Les adeptes du « survivalisme » se préparent pour résister à un effondrement de nos sociétés. Entraînement physique, mental, technique… Ils espèrent ainsi se réserver une place de choix dans « le monde d’après ».

Le survivalisme est un mouvement né dans les années 1960 en Amérique du Nord, en pleine guerre froide. Craignant une frappe russe et un hiver nucléaire, ses adeptes, à l’époque issus de l’extrême droite et de mouvances néonazies, se terraient en rase campagne dans des bunkers remplis de boîtes de conserves, de réserves d’eau ou encore d’armes pour chasser, se défendre… « Cette image d’Épinal n’a plus cours aujourd’hui », selon le sociologue Bertrand Vidal, auteur de Survivalisme. Êtes-vous prêts pour la fin des temps ? (2018). Ce mouvement a en effet évolué en fonction des peurs collectives de chaque époque. Une tendance néonazie existe encore, comme en a récemment témoigné la fuite de messages publiés par des policiers xénophobes et survivalistes. Mais une tendance plus large touche aussi des activistes modérés, collapsologues de gauche ou néohippies par exemple. « Aujourd’hui, les néosurvivalistes anticipent surtout un déclin du modèle industriel, de la société de consommation et des écosystèmes naturels. » Ils considèrent que l’effondrement est inéluctable et qu’un brutal retour à la vie sauvage s’ensuivra.

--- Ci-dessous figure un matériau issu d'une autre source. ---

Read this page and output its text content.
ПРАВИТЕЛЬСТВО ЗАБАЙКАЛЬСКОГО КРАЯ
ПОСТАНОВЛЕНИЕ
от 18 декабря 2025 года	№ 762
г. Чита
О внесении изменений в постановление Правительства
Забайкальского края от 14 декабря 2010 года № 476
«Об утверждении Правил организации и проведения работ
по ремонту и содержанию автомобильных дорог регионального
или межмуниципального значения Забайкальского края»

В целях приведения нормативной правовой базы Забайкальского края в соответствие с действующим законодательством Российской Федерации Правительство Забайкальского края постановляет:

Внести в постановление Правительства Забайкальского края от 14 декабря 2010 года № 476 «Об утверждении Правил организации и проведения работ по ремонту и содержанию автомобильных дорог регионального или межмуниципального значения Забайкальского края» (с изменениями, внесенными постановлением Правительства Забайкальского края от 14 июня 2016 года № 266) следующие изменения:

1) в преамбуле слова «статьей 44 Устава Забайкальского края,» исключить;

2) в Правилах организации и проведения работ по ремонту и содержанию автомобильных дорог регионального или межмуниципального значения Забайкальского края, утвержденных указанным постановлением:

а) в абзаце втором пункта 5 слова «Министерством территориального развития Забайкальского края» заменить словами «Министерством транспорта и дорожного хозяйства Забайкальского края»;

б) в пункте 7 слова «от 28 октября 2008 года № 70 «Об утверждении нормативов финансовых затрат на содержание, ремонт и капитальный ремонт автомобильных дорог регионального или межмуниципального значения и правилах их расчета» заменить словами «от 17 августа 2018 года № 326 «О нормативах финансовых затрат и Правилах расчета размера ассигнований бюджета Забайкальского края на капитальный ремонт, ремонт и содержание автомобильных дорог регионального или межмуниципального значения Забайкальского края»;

Lorsqu’ils envisagent ce monde d’après, leur imaginaire entremêle, selon les orientations politiques, une vision très romancée de la nature, dans le sillon de la forêt enchantée façon Disney, et une conception plus violente et menaçante, version Mad Max, un classique des blockbusters postapocalyptiques. « D’un côté, précise B. Vidal, beaucoup louent le caractère salvateur de la nature » : l’apocalypse nous obligerait à renouer avec nos origines animales, supposées plus saines et authentiques que les comportements culturels propres aux sociétés modernes. Pour peu que l’on sache s’y prendre, l’environnement offrirait ainsi tout ce dont nous aurions besoin pour vivre et pourrait même révéler notre vraie nature. « Mais d’un autre côté, beaucoup ne croient pas que ce nouveau monde sera une partie de plaisir, ni que l’entraide y sera la norme. » Plus proches de Thomas Hobbes et de Friedrich Nietzsche que de Jean-Jacques Rousseau, ils partent du principe que les humains redeviendront des loups pour leurs congénères, et que la guerre de tous contre tous sera de nouveau permanente. « Seuls les meilleurs et les mieux préparés pourraient survivre », résume le sociologue.